En revanche, Benjamin Netanyahu a déclaré presque chaque année que l’Iran n’était qu’à quelques années de devenir une puissance nucléaire, et a donc appelé à une action militaire.
Les inquiétudes du dirigeant israélien de longue date sont d’une ironie malsaine, étant donné que le programme d’armement nucléaire de Tel-Aviv est le « secret » le moins bien gardé des affaires internationales. Depuis des décennies, de nombreux responsables et personnalités ont effectivement – voire directement – admis cette capacité monstrueuse.
De plus, « Israël » est ouvertement engagé dans l’« option Samson ».

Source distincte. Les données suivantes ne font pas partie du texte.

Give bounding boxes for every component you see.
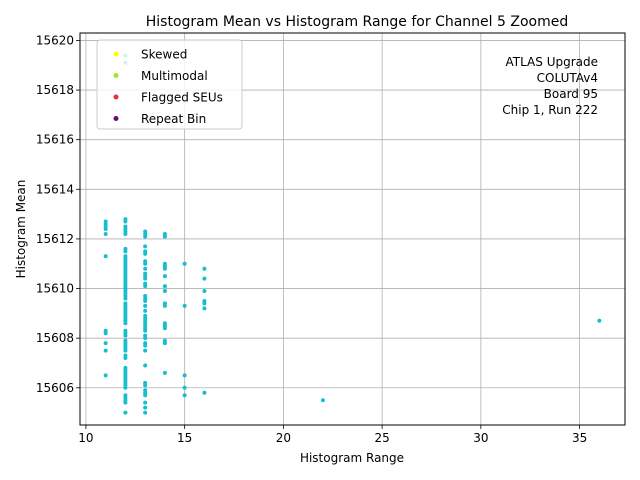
x-axis-title: Histogram Range [300, 451, 404, 465]
data-points [103, 53, 602, 415]
chart-title: Histogram Mean vs Histogram Range for Ch… [146, 14, 568, 30]
data-point [103, 373, 108, 378]
legend: Skewed Multimodal Flagged SEUs Repeat Bin [96, 39, 243, 130]
data-point [143, 363, 148, 368]
data-point [143, 308, 148, 313]
annotation-line: ATLAS Upgrade [505, 55, 598, 69]
legend-box [96, 39, 243, 130]
data-point [123, 400, 128, 405]
data-point [182, 261, 187, 266]
data-point [123, 410, 128, 415]
data-point [123, 321, 128, 326]
data-point [123, 296, 128, 301]
data-point [597, 318, 602, 323]
y-tick-label: 15620 [36, 33, 74, 47]
data-point [143, 234, 148, 239]
legend-marker [113, 51, 119, 57]
data-point [143, 348, 148, 353]
y-axis-ticks: 15606 15608 15610 15612 15614 15616 15618 15620 [36, 33, 80, 395]
legend-marker [113, 73, 119, 78]
data-point [143, 400, 148, 405]
data-point [162, 341, 167, 346]
data-point [143, 284, 148, 289]
y-tick-label: 15612 [36, 232, 74, 246]
data-point [162, 274, 167, 279]
data-point [320, 398, 325, 403]
data-point [143, 303, 148, 308]
x-tick-label: 15 [177, 431, 192, 445]
data-point [162, 284, 167, 289]
x-tick-label: 20 [276, 431, 291, 445]
data-point [143, 393, 148, 398]
data-point [123, 348, 128, 353]
data-point [202, 276, 207, 281]
data-point [103, 348, 108, 353]
data-point [162, 326, 167, 331]
data-point [103, 331, 108, 336]
run-annotation: ATLAS Upgrade COLUTAv4 Board 95 Chip 1, Run… [502, 55, 598, 117]
data-point [182, 393, 187, 398]
y-tick-label: 15608 [36, 331, 74, 345]
data-point [202, 306, 207, 311]
data-point [103, 227, 108, 231]
data-point [103, 341, 108, 346]
y-tick-label: 15606 [36, 381, 74, 395]
data-point [202, 289, 207, 294]
data-point [182, 303, 187, 308]
y-tick-label: 15618 [36, 83, 74, 97]
data-point [162, 266, 167, 271]
data-point [103, 254, 108, 259]
data-point [123, 231, 128, 236]
data-point [182, 373, 187, 378]
data-point [202, 266, 207, 271]
annotation-line: Board 95 [544, 87, 598, 101]
x-tick-label: 30 [473, 431, 488, 445]
legend-label: Multimodal [141, 69, 208, 83]
grid-lines [80, 33, 625, 425]
y-tick-label: 15616 [36, 133, 74, 147]
x-tick-label: 25 [374, 431, 389, 445]
legend-label: Skewed [141, 48, 187, 62]
data-point [143, 276, 148, 281]
y-axis-title: Histogram Mean [14, 180, 28, 279]
legend-marker [113, 94, 119, 100]
x-axis-ticks: 10 15 20 25 30 35 [78, 425, 587, 445]
data-point [143, 244, 148, 249]
annotation-line: COLUTAv4 [537, 71, 598, 85]
data-point [143, 343, 148, 348]
annotation-line: Chip 1, Run 222 [502, 103, 598, 117]
data-point [143, 405, 148, 410]
data-point [143, 266, 148, 271]
plot-area-frame [79, 32, 626, 426]
data-point [162, 370, 167, 375]
data-point [143, 261, 148, 266]
data-point [202, 390, 207, 395]
legend-label: Repeat Bin [141, 112, 206, 126]
x-tick-label: 35 [572, 431, 587, 445]
data-point [123, 249, 128, 254]
y-tick-label: 15610 [36, 282, 74, 296]
data-point [143, 410, 148, 415]
data-point [123, 333, 128, 338]
data-point [143, 251, 148, 256]
x-tick-label: 10 [78, 431, 93, 445]
data-point [123, 219, 128, 224]
data-point [143, 298, 148, 303]
data-point [162, 303, 167, 308]
data-point [143, 383, 148, 388]
legend-label: Flagged SEUs [141, 91, 223, 105]
data-point [103, 231, 108, 236]
data-point [123, 385, 128, 390]
y-tick-label: 15614 [36, 182, 74, 196]
data-point [123, 356, 128, 361]
data-point [182, 385, 187, 390]
data-point [162, 234, 167, 239]
data-point [202, 301, 207, 306]
data-point [143, 336, 148, 341]
data-point [162, 289, 167, 294]
legend-marker [113, 116, 119, 121]
data-point [143, 328, 148, 333]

Si elle doit disparaître, l’entité sioniste est prête à entraîner la planète avec elle
Sous ses auspices terrifiants, si l’entité se sent suffisamment menacée, elle se réserve le droit de mener des frappes nucléaires préventives non seulement contre ses adversaires régionaux, mais aussi contre ses sponsors occidentaux. Comme s’en vantait le théoricien militaire israélien d’origine néerlandaise Martin van Creveld en septembre 2003 :
« Nous possédons plusieurs centaines d’ogives atomiques et de missiles et pouvons les lancer sur des cibles dans toutes les directions, peut-être même sur Rome. La plupart des capitales européennes sont des cibles… Nous avons la capacité de détruire le monde avec nous. Et je peux vous assurer que cela se produira avant qu’Israël ne disparaisse. »
Malgré ces révélations éhontées, l’entité sioniste s’en tient rigoureusement à une politique d’« ambiguïté délibérée », refusant de confirmer ou de nier officiellement qu’elle possède des armes nucléaires.

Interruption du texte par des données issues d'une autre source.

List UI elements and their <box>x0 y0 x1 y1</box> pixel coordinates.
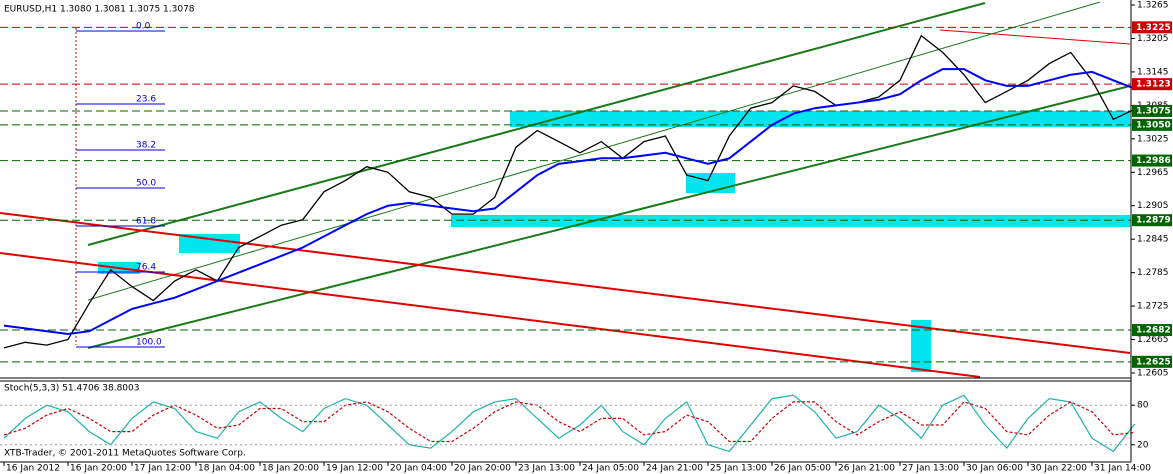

Lorsqu’un des ministres de Benjamin Netanyahu a ouvertement préconisé de bombarder Gaza en novembre 2023, il a été réprimandé et suspendu. Une telle sanction est dérisoire comparée au sort réservé à Mordechai Vanunu, un ancien technicien nucléaire israélien qui a révélé des détails du programme d’armement nucléaire de Tel-Aviv aux médias britanniques en 1986.
Attiré à Rome par le Mossad, il a ensuite été extradé vers l’entité sioniste et condamné lors d’un procès secret. Vanunu a ensuite passé 18 ans en prison, dont la majeure partie en isolement cellulaire.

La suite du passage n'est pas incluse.